Michael Binyon
Attend an evening with Andre Agassi

It was a sight I never thought I would see. Scores of jubilant West Berliners were sitting astride the Wall, or standing on a platform facing the barricaded Brandenburg Gate. Laughing, cheering, singing, they were waving at the bemused East German guards, revolvers locked in their holsters, standing impassively in the morning sun only a few feet away. A month ago they would have risked being shot.
I tried scrambling up to join them. The wall was higher than it seemed — a good 10ft (3m) of smooth, graffiticovered concrete, topped with a rounded coping that afforded no grip. Someone reached down to haul me up. Somewhere in the struggle I lost my house keys. Such are the banal details of an event that was to shake the world.
The wooden street barrier between East and West Berlin had been raised only hours earlier. In the heady atmosphere of protest and change, East Berliners had been watching the evening press conference of the party spokesman, outlining hastily improved arrangements giving access to West Berlin for the first time in 28 years. He stumbled through the hail of questions from Western reporters. When would this come into force? He fumbled through his notes. “Now. Immediately.”
Thousands made for the Wall. The Stasi guards were wholly unprepared: no notice, no orders, no precedent.
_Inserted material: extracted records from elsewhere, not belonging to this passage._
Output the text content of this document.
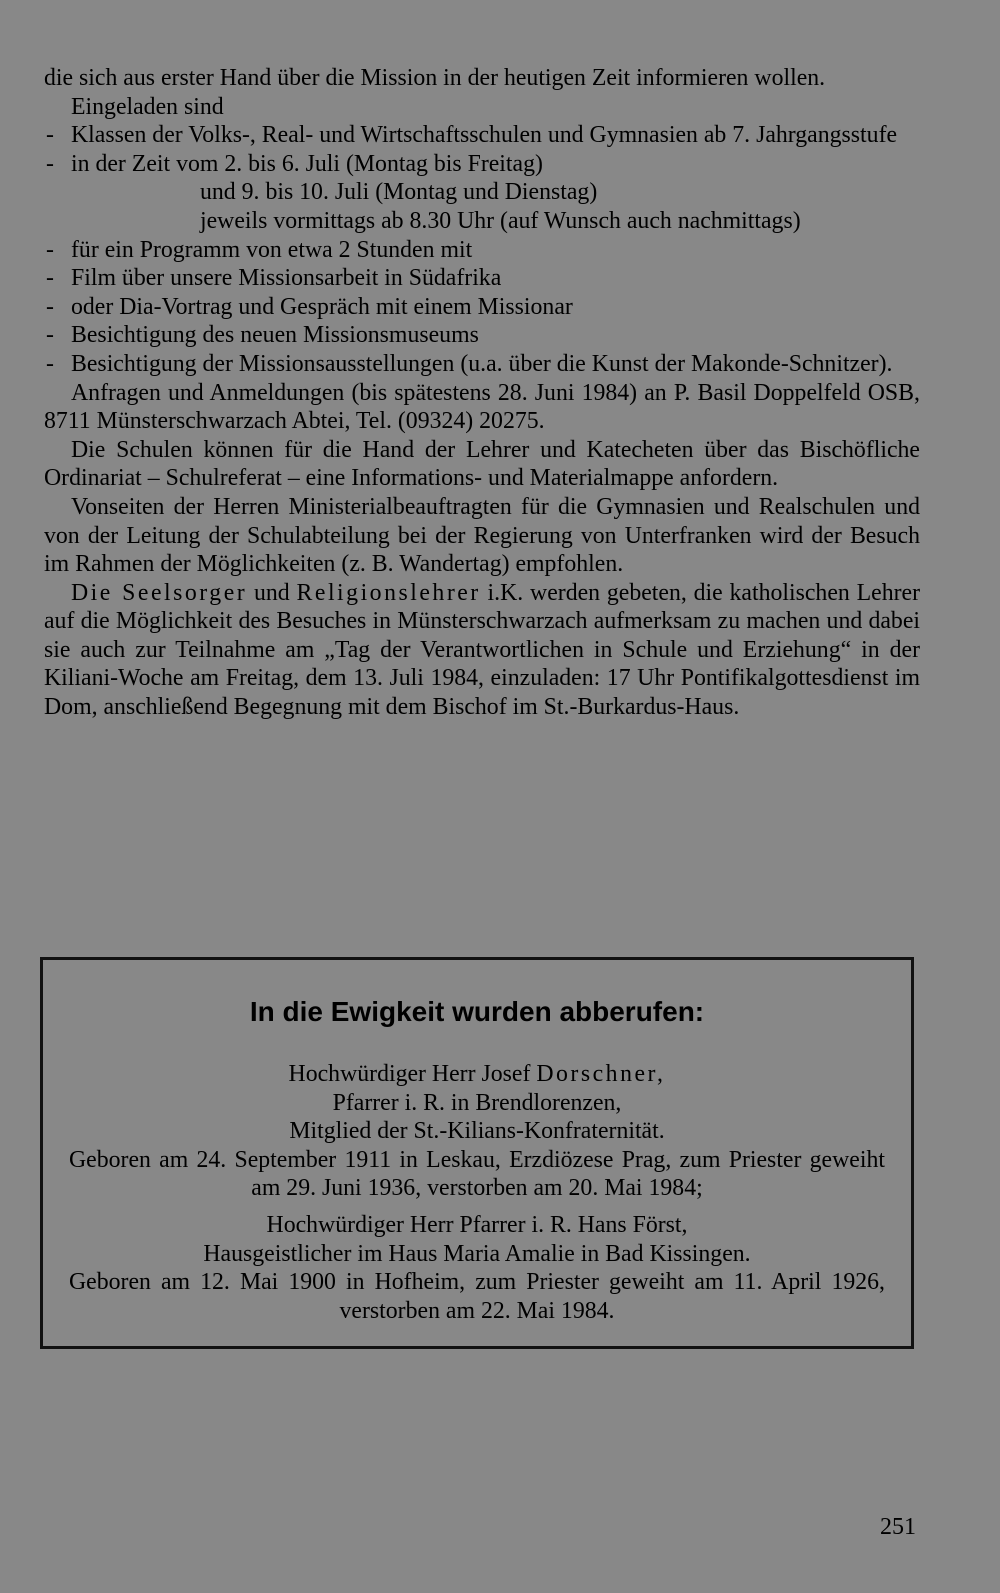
die sich aus erster Hand über die Mission in der heutigen Zeit informieren wollen.

Eingeladen sind

- Klassen der Volks-, Real- und Wirtschaftsschulen und Gymnasien ab 7. Jahrgangsstufe
- in der Zeit vom 2. bis 6. Juli (Montag bis Freitag)
und 9. bis 10. Juli (Montag und Dienstag)
jeweils vormittags ab 8.30 Uhr (auf Wunsch auch nachmittags)
- für ein Programm von etwa 2 Stunden mit
- Film über unsere Missionsarbeit in Südafrika
- oder Dia-Vortrag und Gespräch mit einem Missionar
- Besichtigung des neuen Missionsmuseums
- Besichtigung der Missionsausstellungen (u.a. über die Kunst der Makonde-Schnitzer).

Anfragen und Anmeldungen (bis spätestens 28. Juni 1984) an P. Basil Doppelfeld OSB, 8711 Münsterschwarzach Abtei, Tel. (09324) 20275.

Die Schulen können für die Hand der Lehrer und Katecheten über das Bischöfliche Ordinariat – Schulreferat – eine Informations- und Materialmappe anfordern.

Vonseiten der Herren Ministerialbeauftragten für die Gymnasien und Realschulen und von der Leitung der Schulabteilung bei der Regierung von Unterfranken wird der Besuch im Rahmen der Möglichkeiten (z. B. Wandertag) empfohlen.

Die Seelsorger und Religionslehrer i.K. werden gebeten, die katholischen Lehrer auf die Möglichkeit des Besuches in Münsterschwarzach aufmerksam zu machen und dabei sie auch zur Teilnahme am „Tag der Verantwortlichen in Schule und Erziehung“ in der Kiliani-Woche am Freitag, dem 13. Juli 1984, einzuladen: 17 Uhr Pontifikalgottesdienst im Dom, anschließend Begegnung mit dem Bischof im St.-Burkardus-Haus.

In die Ewigkeit wurden abberufen:

Hochwürdiger Herr Josef Dorschner,

Pfarrer i. R. in Brendlorenzen,

Mitglied der St.-Kilians-Konfraternität.

Geboren am 24. September 1911 in Leskau, Erzdiözese Prag, zum Priester geweiht am 29. Juni 1936, verstorben am 20. Mai 1984;

Hochwürdiger Herr Pfarrer i. R. Hans Först,

Hausgeistlicher im Haus Maria Amalie in Bad Kissingen.

Geboren am 12. Mai 1900 in Hofheim, zum Priester geweiht am 11. April 1926, verstorben am 22. Mai 1984.

251
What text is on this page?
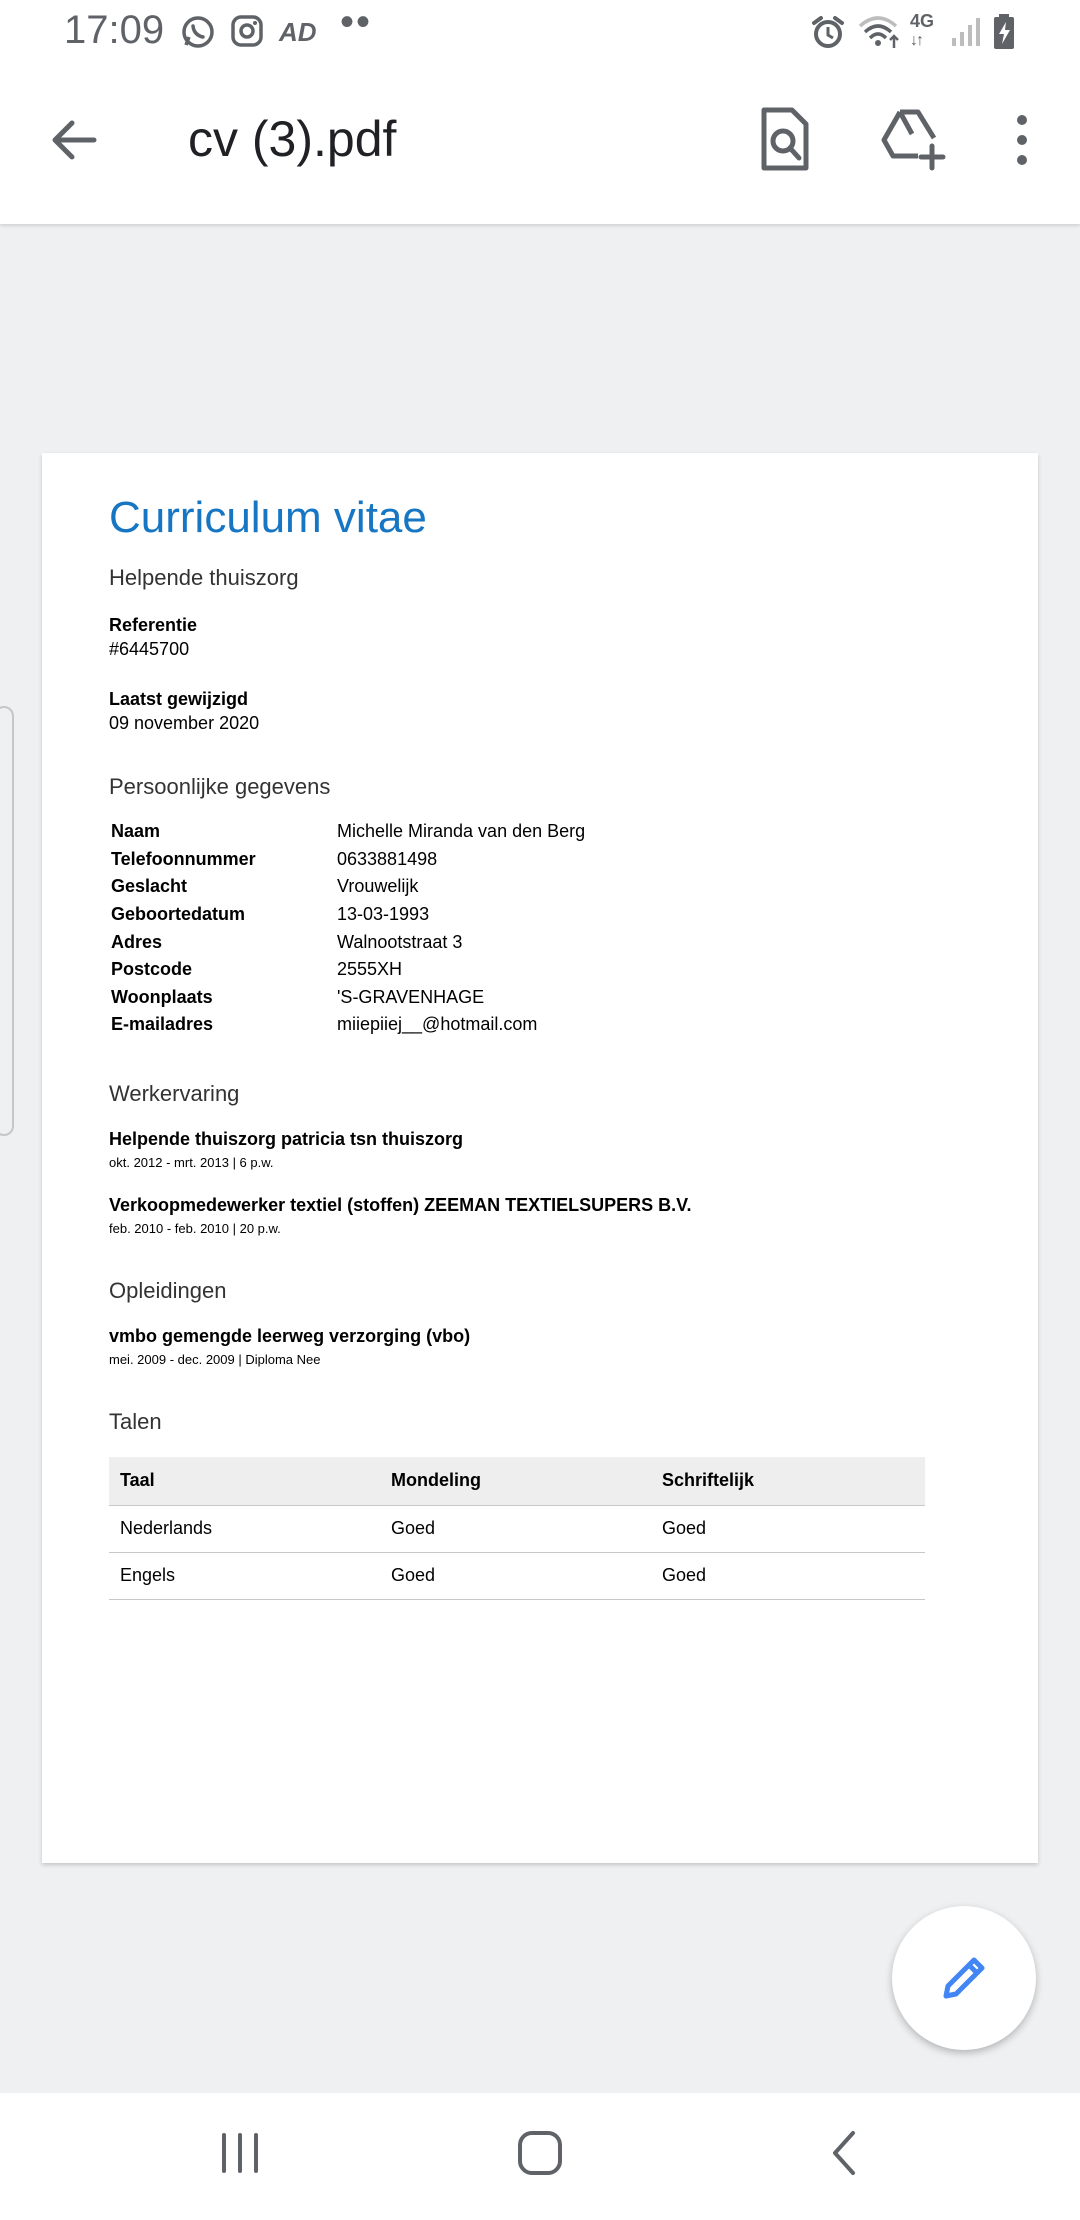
17:09	AD ••	4G
↓↑
cv (3).pdf
Curriculum vitae
Helpende thuiszorg
Referentie
#6445700
Laatst gewijzigd
09 november 2020
Persoonlijke gegevens
Naam	Michelle Miranda van den Berg
Telefoonnummer	0633881498
Geslacht	Vrouwelijk
Geboortedatum	13-03-1993
Adres	Walnootstraat 3
Postcode	2555XH
Woonplaats	'S-GRAVENHAGE
E-mailadres	miiepiiej__@hotmail.com
Werkervaring
Helpende thuiszorg patricia tsn thuiszorg
okt. 2012 - mrt. 2013 | 6 p.w.
Verkoopmedewerker textiel (stoffen) ZEEMAN TEXTIELSUPERS B.V.
feb. 2010 - feb. 2010 | 20 p.w.
Opleidingen
vmbo gemengde leerweg verzorging (vbo)
mei. 2009 - dec. 2009 | Diploma Nee
Talen
Taal	Mondeling	Schriftelijk
Nederlands	Goed	Goed
Engels	Goed	Goed
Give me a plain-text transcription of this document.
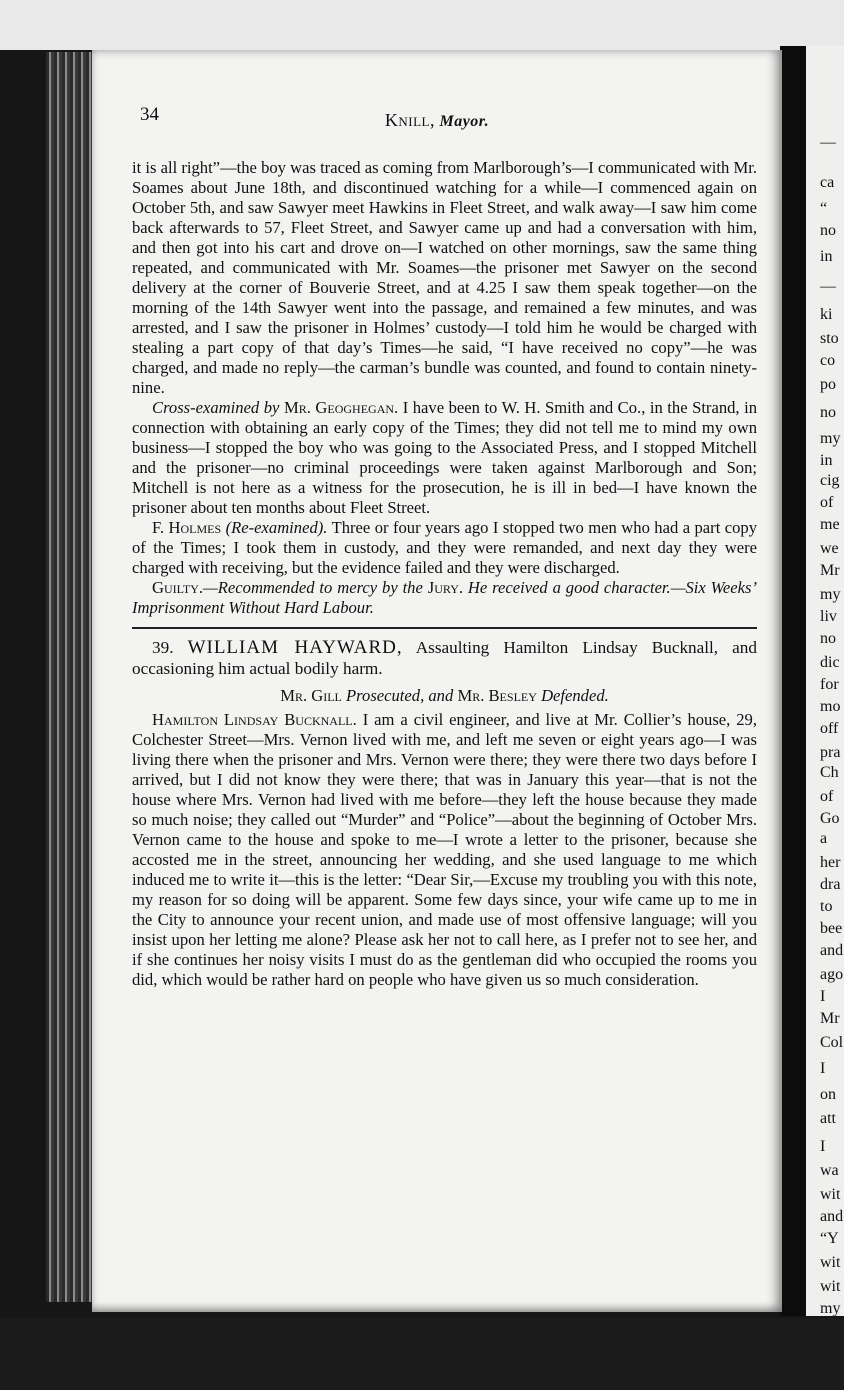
—
ca
“
no
in
—
ki
sto
co
po
no
my
in
cig
of
me
we
Mr
my
liv
no
dic
for
mo
off
pra
Ch
of
Go
a
her
dra
to
bee
and
ago
I
Mr
Col
I
on
att
I
wa
wit
and
“Y
wit
wit
my
34	Knill, Mayor.

it is all right”—the boy was traced as coming from Marlborough’s—I communicated with Mr. Soames about June 18th, and discontinued watching for a while—I commenced again on October 5th, and saw Sawyer meet Hawkins in Fleet Street, and walk away—I saw him come back afterwards to 57, Fleet Street, and Sawyer came up and had a conversation with him, and then got into his cart and drove on—I watched on other mornings, saw the same thing repeated, and communicated with Mr. Soames—the prisoner met Sawyer on the second delivery at the corner of Bouverie Street, and at 4.25 I saw them speak together—on the morning of the 14th Sawyer went into the passage, and remained a few minutes, and was arrested, and I saw the prisoner in Holmes’ custody—I told him he would be charged with stealing a part copy of that day’s Times—he said, “I have received no copy”—he was charged, and made no reply—the carman’s bundle was counted, and found to contain ninety-nine.

Cross-examined by Mr. Geoghegan. I have been to W. H. Smith and Co., in the Strand, in connection with obtaining an early copy of the Times; they did not tell me to mind my own business—I stopped the boy who was going to the Associated Press, and I stopped Mitchell and the prisoner—no criminal proceedings were taken against Marlborough and Son; Mitchell is not here as a witness for the prosecution, he is ill in bed—I have known the prisoner about ten months about Fleet Street.

F. Holmes (Re-examined). Three or four years ago I stopped two men who had a part copy of the Times; I took them in custody, and they were remanded, and next day they were charged with receiving, but the evidence failed and they were discharged.

Guilty.—Recommended to mercy by the Jury. He received a good character.—Six Weeks’ Imprisonment Without Hard Labour.

39. WILLIAM HAYWARD, Assaulting Hamilton Lindsay Bucknall, and occasioning him actual bodily harm.

Mr. Gill Prosecuted, and Mr. Besley Defended.

Hamilton Lindsay Bucknall. I am a civil engineer, and live at Mr. Collier’s house, 29, Colchester Street—Mrs. Vernon lived with me, and left me seven or eight years ago—I was living there when the prisoner and Mrs. Vernon were there; they were there two days before I arrived, but I did not know they were there; that was in January this year—that is not the house where Mrs. Vernon had lived with me before—they left the house because they made so much noise; they called out “Murder” and “Police”—about the beginning of October Mrs. Vernon came to the house and spoke to me—I wrote a letter to the prisoner, because she accosted me in the street, announcing her wedding, and she used language to me which induced me to write it—this is the letter: “Dear Sir,—Excuse my troubling you with this note, my reason for so doing will be apparent. Some few days since, your wife came up to me in the City to announce your recent union, and made use of most offensive language; will you insist upon her letting me alone? Please ask her not to call here, as I prefer not to see her, and if she continues her noisy visits I must do as the gentleman did who occupied the rooms you did, which would be rather hard on people who have given us so much consideration.
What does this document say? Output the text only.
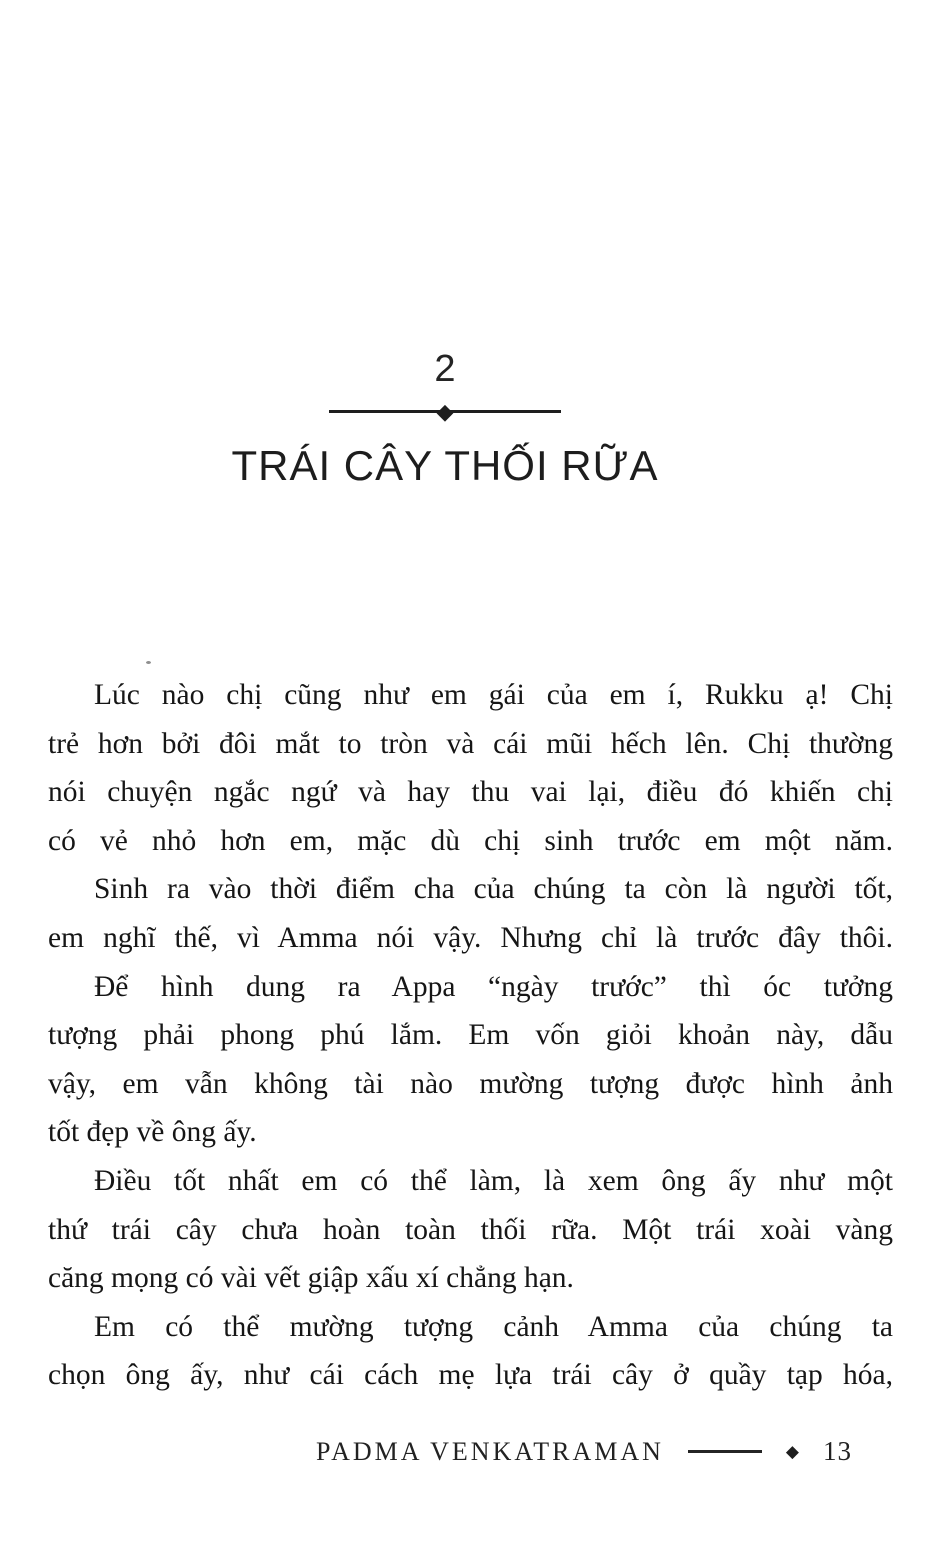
2
◆
TRÁI CÂY THỐI RỮA
Lúc nào chị cũng như em gái của em í, Rukku ạ! Chị
trẻ hơn bởi đôi mắt to tròn và cái mũi hếch lên. Chị thường
nói chuyện ngắc ngứ và hay thu vai lại, điều đó khiến chị
có vẻ nhỏ hơn em, mặc dù chị sinh trước em một năm.
Sinh ra vào thời điểm cha của chúng ta còn là người tốt,
em nghĩ thế, vì Amma nói vậy. Nhưng chỉ là trước đây thôi.
Để hình dung ra Appa “ngày trước” thì óc tưởng
tượng phải phong phú lắm. Em vốn giỏi khoản này, dẫu
vậy, em vẫn không tài nào mường tượng được hình ảnh
tốt đẹp về ông ấy.
Điều tốt nhất em có thể làm, là xem ông ấy như một
thứ trái cây chưa hoàn toàn thối rữa. Một trái xoài vàng
căng mọng có vài vết giập xấu xí chẳng hạn.
Em có thể mường tượng cảnh Amma của chúng ta
chọn ông ấy, như cái cách mẹ lựa trái cây ở quầy tạp hóa,
PADMA VENKATRAMAN	◆ 13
Frantic calls were made to ask the Politburo whether force should be used. Could shots be fired into the crowd? No one picked up the phone. Finally, after hours of jostling, wrangling and cheering, the barrier was lifted. The gateway to the West was open.
I got the call from the Times foreign desk late on Thursday evening on November 9, 1989: “The Berlin Wall is open. How soon can you get there?” I was on the plane from Brussels at 7am the next morning. “To the Wall!” I cried to the excited taxi driver. And then I saw it all. There was Potsdamer Platz, that bleak no man’s land where I had so often gazed from the West Berlin viewing platform across the minefields into the East. There was the Brandenburg Gate, the long sweep of Unter den Linden blocked by the ugly wall that cut off streets overgrown with weeds.
But this morning there was an incredible carnival atmosphere. People were excitedly chipping bits of concrete off the wall — the first holes in the once blood-soaked and impenetrable barrier.
Huge traffic jams built up as people abandoned work to witness the amazing scenes. West Berlin threw all rules to the wind. Cars were allowed to park anywhere and people rode free on public transport. The underground, which was already stopping at a newly opened station in the East, was dangerously overcrowded. On Saturday evening spontaneous street parties thronged the famous Kurfurstendamm. Bands played, people embraced one another, hotels handed out hot soup, dozens of firms distributed chocolate, fruit and souvenirs, and the big stores were overwhelmed with excited East Berliners gazing at the cornucopia of unimaginable prosperity and wildly scrambling to find something to take home.
No one knew where they were going, as West Berlin was marked only as a big white space on East German maps. Firms and newspapers had printed thousands of street plans that were handed out to visitors as they arrived. Those who exhausted their precious cash were given money by passers-by, while long queues built up outside the savings banks. Some even joined in the West Berlin lotto draws, hoping to win enough to make their dream trip come true.
At Checkpoint Charlie, the main crossing point for non-Germans, a huge crowd gathered to toast with “champagne” every East German car as it came across. Thousands applauded and thumped on the roof of each comical Trabant, shaking hands with the bemused families inside. They threw rice and confetti, and even the Stasi guards, uncharacteristically nonchalant, managed wintery smiles.
Never had so many East German cars, belching acrid blue fumes, been seen in West Berlin. Not since the last desperate days before the Wall went up in 1961 had so many “Ossis” streamed in. On Sunday morning there was to be an official ceremony to mark the opening of a new crossing point at Potsdamer Platz. Thousands of journalists waited on the Western side, perched in trees or on roofs to get a view of the crane about to lift a section of the Wall where a new Tarmac path had been laid across no man’s land to the Western checkpoint.
In the chill, foggy morning the ceremony began. The section of Wall was swung away and the mayors of East and West Berlin met. They shook hands and some solemn words were said. Few could hear or care what they said. Then a stream of East Germans came running down the path, barely pausing to have their passes stamped in the reception tent. They had arrived in the West. Indeed, they had arrived in the British Sector, and the British Army had set up a tent where squaddies were earnestly handing out mugs of tea. Few East Germans stopped to drink it. Long Bavarian horns sounded like trumpets to welcome the visitors.
People cheered. I blinked in amazement. Here was history happening. Like thousands of others, I could scarcely believe it.